Ndr: l'art.5, a rigore, lo avrebbe violato proprio l'Unione (in primis il Consiglio e poi la stessa Commissione), su cui incombeva, senza equivoci, l'obbligo di adottare le misure e gli "indirizzi di massima" per assicurare il coordinamento delle politiche economiche degli Stati membri.
Nondimeno, poichè "lo stretto coordinamento delle politiche economiche" è imposto come obbligo di "azione" ai singoli Stati membri dall'art.119 TFUE, proprio in connessione all'Unione monetaria, la Germania ha sicuramente violato tale disposizione. La quale tra l'altro, impone agli Stati membri di attenersi al principio di una "bilancia dei pagamenti sostenibile", cosa che, nell'ambito di uno "stretto" coordinamento cooperativo, implica pure l'evitare un surplus obiettivamente eccessivo (cioè risultante, per un periodo considerevole, tra i più alti del mondo
).


Per quanto riguarda il debito pubblico, la situazione attuale è molto simile a quella vissuta alla fine della Seconda guerra mondiale. Veniamo da trent'anni di guerra del capitale contro il lavoro. Cos’è successo a quel tempo, cosa è stato fatto dai governi dopo la Seconda guerra mondiale?


Due cose. La prima l'abbiamo già vista in precedenza: questo è il periodo in cui i salari reali sono cresciuti in linea con la produttività, quindi c'è stata una equa distribuzione del reddito. La seconda è che abbiamo regolamentato i mercati finanziari. Consideriamo questo punto. La liquidazione dell'enorme debito dopo la Seconda guerra mondiale è stato resa possibile da due cose: intanto, da quello che gli economisti chiamano "repressione finanziaria" (io la chiamerei piuttosto "regolamentazione finanziaria").

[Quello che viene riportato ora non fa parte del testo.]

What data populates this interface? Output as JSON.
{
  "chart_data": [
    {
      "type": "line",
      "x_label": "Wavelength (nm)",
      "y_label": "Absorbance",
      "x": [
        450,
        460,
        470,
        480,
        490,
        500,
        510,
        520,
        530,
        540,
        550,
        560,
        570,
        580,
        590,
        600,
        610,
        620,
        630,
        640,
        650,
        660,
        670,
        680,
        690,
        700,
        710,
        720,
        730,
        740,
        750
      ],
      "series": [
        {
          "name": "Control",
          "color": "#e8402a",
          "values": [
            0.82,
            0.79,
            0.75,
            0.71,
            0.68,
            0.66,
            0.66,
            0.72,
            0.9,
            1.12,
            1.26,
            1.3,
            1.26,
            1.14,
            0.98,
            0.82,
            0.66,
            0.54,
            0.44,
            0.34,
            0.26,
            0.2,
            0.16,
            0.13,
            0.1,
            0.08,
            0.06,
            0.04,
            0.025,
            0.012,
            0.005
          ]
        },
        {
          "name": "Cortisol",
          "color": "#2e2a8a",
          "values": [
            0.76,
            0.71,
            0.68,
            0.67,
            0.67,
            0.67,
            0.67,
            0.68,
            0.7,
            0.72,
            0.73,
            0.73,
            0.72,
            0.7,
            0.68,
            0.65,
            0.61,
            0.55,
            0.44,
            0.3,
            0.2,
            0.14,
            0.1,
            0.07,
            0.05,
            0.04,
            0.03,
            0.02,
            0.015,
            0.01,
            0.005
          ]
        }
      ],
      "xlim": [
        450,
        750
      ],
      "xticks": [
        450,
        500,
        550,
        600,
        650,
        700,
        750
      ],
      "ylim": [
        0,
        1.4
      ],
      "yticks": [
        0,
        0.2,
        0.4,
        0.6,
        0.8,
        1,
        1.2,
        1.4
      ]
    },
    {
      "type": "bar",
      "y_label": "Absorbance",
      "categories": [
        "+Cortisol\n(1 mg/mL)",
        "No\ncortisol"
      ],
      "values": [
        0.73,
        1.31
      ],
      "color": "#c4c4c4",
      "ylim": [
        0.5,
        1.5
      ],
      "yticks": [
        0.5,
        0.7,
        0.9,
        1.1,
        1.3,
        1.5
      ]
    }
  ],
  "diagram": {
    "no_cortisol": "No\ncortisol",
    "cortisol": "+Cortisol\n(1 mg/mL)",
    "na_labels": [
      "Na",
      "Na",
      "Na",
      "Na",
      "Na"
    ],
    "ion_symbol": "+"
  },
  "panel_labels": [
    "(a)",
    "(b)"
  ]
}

Carmen Reinhart e Belen Sbrancia hanno analizzato questo processo storico nel loro paper del 2011. La seconda cosa che ha facilitato il rientro del debito è stata l'equa distribuzione del reddito: il capitalismo funzionava come afferma (o pretende) di funzionare, cioè pagando i fattori della produzione in funzione della produttività. Ciò ha favorito la crescita e ha evitato l’accumularsi di ulteriori debiti per assorbire la produzione, rendendo possibile il rientro dai debiti pregressi, perché qualsiasi problema di debito è sempre un problema di crescita del reddito.


Cosa vuol dire repressione finanziaria?
Dovremmo reintrodurre per esempio qualche forma di regolamento, di norma Glass–Steagall, cioè separare le banche commerciali dalle banche d'investimento, perché il modello tedesco di banca universale non ha funzionato.
Dovremmo riconsiderare la posizione delle banche centrali. L'indipendenza della banca centrale è stata additata come una minaccia alla democrazia da economisti come Josef Stiglitz o Axel Lejonhufvud (che è meno noto al grande pubblico, ma è comunque un economista keynesiano molto importante).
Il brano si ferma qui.